Sleep No More Page 24

“It doesn’t work that way,” Smith says, and while I can tell he’s trying to calm me down, the frenzy inside me refuses to abate. “We’re not physically here; we exist only in your mind. Through your powers as an Oracle, you can affect this world, but not in the way you assume. You need to trust me. Please, keep rewinding.”

I draw a deep, steady breath and force myself to look down at Jesse. Jesse frozen in his struggle for life, only seconds away from death. I hate that I stopped everything here—a macabre photograph of almost-death.

I put my hands out in front of me again, and it’s easier to move the scene this time. Probably because I want so desperately to leave this moment. The story in reverse continues to tell itself. Jesse wanders in—barely visible from where I stand—and scarcely out of sight of the place he’s meant to die. His headphones are on and there’s a joint in his hand.

“Sneaking out to get high,” I mutter to myself. “Of course.”

“I imagine he’s been stressed, don’t you?” Smith says, and I hate the twinge of empathy I feel toward Jesse’s careless mistake.

“Okay,” Smith says when Jesse’s walking backward, almost at the edge of the development. “We should be far enough. You can let the scene stop again.”

Stopping it feels more like letting go than forcing the scene to my will. I’ve been given a brief reprieve to catch my breath and rub the trembling muscles in my arms, and I take full advantage of it.

“Are you ready?” Smith asks softly, and I realize he’s been giving me time.

I nod my head yes, even though I’m not sure I am.

“You’re going to go up to him. Command him to go home, the same way you’ve been doing with the scene, and then you’ll use your physical self—although technically it’s a form of energy—to push him all the way home. When the killer comes around, Jesse simply won’t be there.”

“Wait, wait, wait,” I say, waving my hands in front of me. “Pretty much none of that is even possible. I can’t move in my visions. I mean, I can move my body, but I can’t walk. I tried two minutes ago.”

“You tried to move on your own. You need to use the power of the focus stone to move.”

“I’m wearing it—it’s not helping.” A desperate weariness is creeping over me.

Smith purses his lips and pushes his short hair off his forehead. “Shelby said she would filter all of her energies through the stone, and the stone would multiply them, and that’s how she would have enough power to break free.”

I grit my teeth and think it over. It does make a strange kind of sense, but the idea that I have an entirely new dimension of abilities that I’ve never had any clue of is hard to wrap my head around. I think about the little section I read about the focus stone from Repairing the Fractured Future and remind myself that—somewhere, somehow—Oracles have been using focus stones for a long time. “Okay,” I say, and I wish my voice were stronger. “I’m ready to try.”

“Have you ever had one of those dreams where you’re trying to run but you’re moving in slow motion?”

“Yeah. I hate those.”

“This will feel like that. It will take every ounce of mental energy you have, filtered through that focus stone.”

“Okay,” I say, ready to make the attempt. I let go of the last bit of control over the vision that I was still hanging on to. The scene starts to play and I lift my foot, determined to get this over with.

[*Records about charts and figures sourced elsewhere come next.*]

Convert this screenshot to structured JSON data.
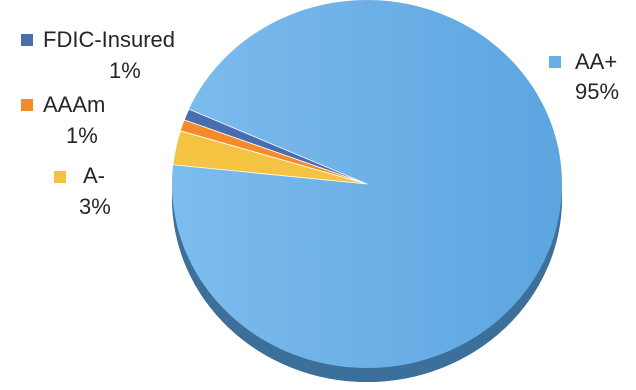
{
  "chart_data": {
    "type": "pie",
    "slices": [
      {
        "label": "AA+",
        "value": 95,
        "value_label": "95%",
        "color": "#6aaee6"
      },
      {
        "label": "A-",
        "value": 3,
        "value_label": "3%",
        "color": "#f5c342"
      },
      {
        "label": "AAAm",
        "value": 1,
        "value_label": "1%",
        "color": "#f58a2a"
      },
      {
        "label": "FDIC-Insured",
        "value": 1,
        "value_label": "1%",
        "color": "#4a6db0"
      }
    ],
    "style": "3d",
    "legend": "labels beside slices"
  }
}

But my foot rises a mere inch. Then freezes.

“You can do it,” Smith whispers when I pause. “Think of the stone making you more powerful.”

I focus on the warm feeling of the stone against my skin. Distantly I can almost feel the real one pulsing against my fingertips in my physical hand. And a surge of . . . of something rushes through my body. An entirely new kind of energy fills me. This time my foot moves.

I step.

One single step and I’m already tired. I look at Jesse. He’s coming my way. I lift a foot again. Two steps, three. Smith’s explanation was right on and I have the surreal feeling of being in a dream instead of a vision. I continue slogging through air that feels like Jell-O until I’m only a few feet from Jesse.

“Tell him to go home,” Smith whispers.

“Jesse, go home!” I shout with every ounce of force and volume I can muster.

“In your head,” Smith corrects. “It’s a mental thing.”

I close my eyes for two seconds, concentrating on the stone again. Go! I scream in my head. Go home!

Jesse stops. He reaches into his pocket and pulls out the thin joint. He considers it for a moment and then looks up at the light pole that’s dark on one side.

“Now push,” Smith says.

My hands won’t quite make contact with Jesse and, for a second, I don’t think it’s going to work. Then Jesse’s turning, shoving the joint back in his pocket, and starting to trudge home.

I keep walking and pushing at the same time and I know with absolute certainty I could never have done this without the stone. My arms and legs are shaking and I’m afraid to look beyond Jesse’s back to see how far I have left. I don’t want to know.

After what seems like hours, we reach his doorstep.

“That should be enough,” Smith says. “Rest.”

At his words, I let go of everything—Jesse, the energy from the stone—and lean over with my hands on my knees, gasping for air. My whole body feels rubbery. This had better be enough because I’m not sure I could go on for one more second.